Bruce Lane, a pastor at the Chestnut Creek megachurch in Morgantown, where the flagship state university is based, said that his congregation was taking a similar approach. “We’ve decided to be a little cautious right now,” Lane told Yahoo News. He expects in-person church services to resume in early August.
John King, executive pastor of the Bible Center Church in Charleston, told Yahoo News that he had not “seen a rise in COVID cases in our congregation.” King said, “One of our steps has been to delay resuming our in person weekend gatherings until the end of June. We presently do not have groups gathering in our building other than staff.”
The news about church-based outbreaks comes as many Americans continue to gather at large demonstrations to protest police brutality. Speaking to Yahoo News last week, Dr. Anthony Fauci, a leading member of the White House coronavirus task force, said he was “concerned” the protests could lead to a spike in coronavirus cases.
Meanwhile, in many states, restaurants, bars and other establishments have begun to reopen after months of lockdown. Public health officials worry that those activities, like religious services, could contribute to an increase in coronavirus infections.

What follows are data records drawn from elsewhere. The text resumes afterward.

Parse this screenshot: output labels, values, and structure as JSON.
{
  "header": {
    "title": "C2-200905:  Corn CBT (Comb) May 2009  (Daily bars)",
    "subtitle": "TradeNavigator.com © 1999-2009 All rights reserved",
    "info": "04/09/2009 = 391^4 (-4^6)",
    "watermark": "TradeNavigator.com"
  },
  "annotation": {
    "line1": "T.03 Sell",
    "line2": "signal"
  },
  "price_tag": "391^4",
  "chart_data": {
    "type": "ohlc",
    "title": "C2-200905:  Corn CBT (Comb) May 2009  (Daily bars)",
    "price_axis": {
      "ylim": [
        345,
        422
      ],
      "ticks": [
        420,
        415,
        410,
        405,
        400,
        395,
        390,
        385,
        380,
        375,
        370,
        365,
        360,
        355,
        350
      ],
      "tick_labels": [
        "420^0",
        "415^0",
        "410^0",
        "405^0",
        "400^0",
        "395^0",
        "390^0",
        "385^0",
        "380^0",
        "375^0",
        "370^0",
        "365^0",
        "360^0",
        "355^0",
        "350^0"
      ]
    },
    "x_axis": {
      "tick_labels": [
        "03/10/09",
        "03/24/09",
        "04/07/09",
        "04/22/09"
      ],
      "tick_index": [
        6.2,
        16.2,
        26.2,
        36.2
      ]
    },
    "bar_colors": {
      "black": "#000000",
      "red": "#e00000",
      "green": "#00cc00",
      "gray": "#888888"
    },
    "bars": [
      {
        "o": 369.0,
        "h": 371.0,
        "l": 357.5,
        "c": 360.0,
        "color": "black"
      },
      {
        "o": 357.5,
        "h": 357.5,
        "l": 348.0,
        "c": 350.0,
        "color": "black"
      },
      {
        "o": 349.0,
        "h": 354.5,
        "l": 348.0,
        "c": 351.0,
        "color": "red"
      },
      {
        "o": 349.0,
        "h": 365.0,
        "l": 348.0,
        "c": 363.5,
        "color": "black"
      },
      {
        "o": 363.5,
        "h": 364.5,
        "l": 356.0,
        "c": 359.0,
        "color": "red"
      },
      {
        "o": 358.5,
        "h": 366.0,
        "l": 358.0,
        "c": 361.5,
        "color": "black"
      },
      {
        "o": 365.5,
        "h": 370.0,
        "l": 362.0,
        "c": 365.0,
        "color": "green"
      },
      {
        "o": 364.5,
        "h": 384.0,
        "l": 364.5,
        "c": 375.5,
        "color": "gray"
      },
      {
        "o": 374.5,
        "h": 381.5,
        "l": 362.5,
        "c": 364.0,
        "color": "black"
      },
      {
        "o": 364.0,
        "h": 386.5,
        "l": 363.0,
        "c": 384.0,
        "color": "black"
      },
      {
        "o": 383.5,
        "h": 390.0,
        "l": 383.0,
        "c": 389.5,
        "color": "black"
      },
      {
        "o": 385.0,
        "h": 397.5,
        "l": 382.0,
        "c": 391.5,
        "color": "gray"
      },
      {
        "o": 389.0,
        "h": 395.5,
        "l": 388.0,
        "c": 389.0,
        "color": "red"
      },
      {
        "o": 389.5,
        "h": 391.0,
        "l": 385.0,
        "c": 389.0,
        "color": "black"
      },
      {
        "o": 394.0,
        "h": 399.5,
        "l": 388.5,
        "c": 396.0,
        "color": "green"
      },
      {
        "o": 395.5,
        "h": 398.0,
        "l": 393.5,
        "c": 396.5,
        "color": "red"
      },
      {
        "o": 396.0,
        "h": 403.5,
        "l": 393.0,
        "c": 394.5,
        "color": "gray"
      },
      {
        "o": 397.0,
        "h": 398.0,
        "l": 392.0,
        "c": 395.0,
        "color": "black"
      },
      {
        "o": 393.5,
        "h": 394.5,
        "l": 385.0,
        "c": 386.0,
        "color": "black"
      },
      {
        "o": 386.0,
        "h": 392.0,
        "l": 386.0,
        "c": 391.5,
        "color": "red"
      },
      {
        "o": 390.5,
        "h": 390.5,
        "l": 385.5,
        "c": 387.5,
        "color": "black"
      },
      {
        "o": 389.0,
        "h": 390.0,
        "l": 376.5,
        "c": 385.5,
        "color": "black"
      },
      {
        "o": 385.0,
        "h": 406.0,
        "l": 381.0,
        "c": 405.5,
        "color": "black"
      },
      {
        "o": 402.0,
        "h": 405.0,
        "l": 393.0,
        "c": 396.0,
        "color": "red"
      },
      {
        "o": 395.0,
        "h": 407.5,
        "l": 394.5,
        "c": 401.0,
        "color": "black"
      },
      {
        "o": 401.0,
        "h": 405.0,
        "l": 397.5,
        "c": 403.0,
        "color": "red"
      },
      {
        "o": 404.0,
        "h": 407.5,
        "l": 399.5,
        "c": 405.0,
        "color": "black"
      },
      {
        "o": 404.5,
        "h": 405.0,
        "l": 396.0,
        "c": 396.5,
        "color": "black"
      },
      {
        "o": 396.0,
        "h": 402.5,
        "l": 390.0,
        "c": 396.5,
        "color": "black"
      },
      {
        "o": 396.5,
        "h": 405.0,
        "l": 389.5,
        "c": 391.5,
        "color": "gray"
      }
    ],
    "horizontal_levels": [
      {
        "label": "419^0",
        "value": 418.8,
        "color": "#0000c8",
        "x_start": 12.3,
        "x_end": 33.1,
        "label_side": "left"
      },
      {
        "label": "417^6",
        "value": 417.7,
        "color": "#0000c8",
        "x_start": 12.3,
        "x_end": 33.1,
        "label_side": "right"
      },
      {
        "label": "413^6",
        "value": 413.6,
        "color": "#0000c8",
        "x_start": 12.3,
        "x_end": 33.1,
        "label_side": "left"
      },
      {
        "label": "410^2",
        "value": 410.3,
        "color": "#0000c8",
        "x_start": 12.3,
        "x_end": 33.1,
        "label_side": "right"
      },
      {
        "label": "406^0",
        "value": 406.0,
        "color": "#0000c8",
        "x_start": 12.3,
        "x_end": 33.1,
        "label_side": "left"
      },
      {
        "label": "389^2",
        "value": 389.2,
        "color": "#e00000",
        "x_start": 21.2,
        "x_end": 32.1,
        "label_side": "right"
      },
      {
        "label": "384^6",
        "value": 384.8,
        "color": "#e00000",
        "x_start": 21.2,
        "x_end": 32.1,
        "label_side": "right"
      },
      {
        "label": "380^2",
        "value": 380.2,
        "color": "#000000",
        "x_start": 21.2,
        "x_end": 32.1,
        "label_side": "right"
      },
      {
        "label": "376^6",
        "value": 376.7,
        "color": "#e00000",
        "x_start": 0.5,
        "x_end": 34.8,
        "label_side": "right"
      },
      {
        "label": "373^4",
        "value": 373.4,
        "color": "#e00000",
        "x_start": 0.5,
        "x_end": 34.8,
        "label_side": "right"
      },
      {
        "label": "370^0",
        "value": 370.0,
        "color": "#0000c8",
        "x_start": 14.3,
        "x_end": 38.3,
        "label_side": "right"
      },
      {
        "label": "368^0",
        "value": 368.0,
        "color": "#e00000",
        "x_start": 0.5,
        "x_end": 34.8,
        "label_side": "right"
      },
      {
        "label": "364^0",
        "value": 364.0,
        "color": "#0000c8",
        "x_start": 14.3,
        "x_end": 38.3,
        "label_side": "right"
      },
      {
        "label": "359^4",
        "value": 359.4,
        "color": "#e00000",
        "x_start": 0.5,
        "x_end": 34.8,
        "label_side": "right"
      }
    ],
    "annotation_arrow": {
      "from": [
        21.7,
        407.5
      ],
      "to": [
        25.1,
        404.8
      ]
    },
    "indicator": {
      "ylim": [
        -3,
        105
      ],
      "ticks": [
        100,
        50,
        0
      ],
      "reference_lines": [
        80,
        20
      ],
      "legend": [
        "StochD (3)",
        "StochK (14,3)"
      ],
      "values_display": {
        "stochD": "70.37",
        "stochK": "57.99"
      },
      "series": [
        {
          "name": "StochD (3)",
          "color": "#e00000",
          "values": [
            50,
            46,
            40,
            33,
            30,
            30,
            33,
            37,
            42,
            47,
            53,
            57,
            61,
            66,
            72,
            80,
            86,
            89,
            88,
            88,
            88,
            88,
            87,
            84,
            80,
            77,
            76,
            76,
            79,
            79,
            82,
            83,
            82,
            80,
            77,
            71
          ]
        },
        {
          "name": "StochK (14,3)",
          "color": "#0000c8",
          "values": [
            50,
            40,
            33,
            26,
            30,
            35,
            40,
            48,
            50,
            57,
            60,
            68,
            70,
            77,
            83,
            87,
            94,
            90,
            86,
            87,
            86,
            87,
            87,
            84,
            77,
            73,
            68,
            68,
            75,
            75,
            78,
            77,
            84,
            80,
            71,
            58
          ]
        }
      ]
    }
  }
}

COVID-19, the lower respiratory disease caused by the coronavirus, has infected 2.1 million Americans, killing nearly 116,000. Reports of “quarantine fatigue” have been widespread, and people have sometimes flouted lockdown restrictions in states where such measures remain in place. That worries public health officials, who have pointed to drastic rises in coronavirus infection rates in states like Texas and Florida, which were among the slowest to close and the quickest to reopen.
A reopened beach on Friday in Miami Beach, Fla. (MediaPunch/IPX via AP)
West Virginia has so far been relatively mildly affected by the coronavirus, which has killed 88 people there. It was the last state to record a coronavirus case, though it is unclear whether that was because the pathogen was slow to arrive there or because the state’s public health authorities were slow to have diagnostic testing resources. The state has an older population that could prove particularly vulnerable to the coronavirus.
No other state appears to have reported as many outbreaks related to religious gatherings as West Virginia, though that could be because diagnostic testing and reporting practices vary widely across the nation. Early in the pandemic, coronavirus clusters were reported in communities of religious Jews in and around New York City. And in March, a church in rural Arkansas saw 35 of 92 attendees at a religious service test positive for the coronavirus, making for a troublingly high 38 percent infection rate from a single event.
In his remarks on Monday, Justice said that “all of our churches should take heed.” He added that “losing lives” by neglecting to institute proper precautionary measures was “not worth it.”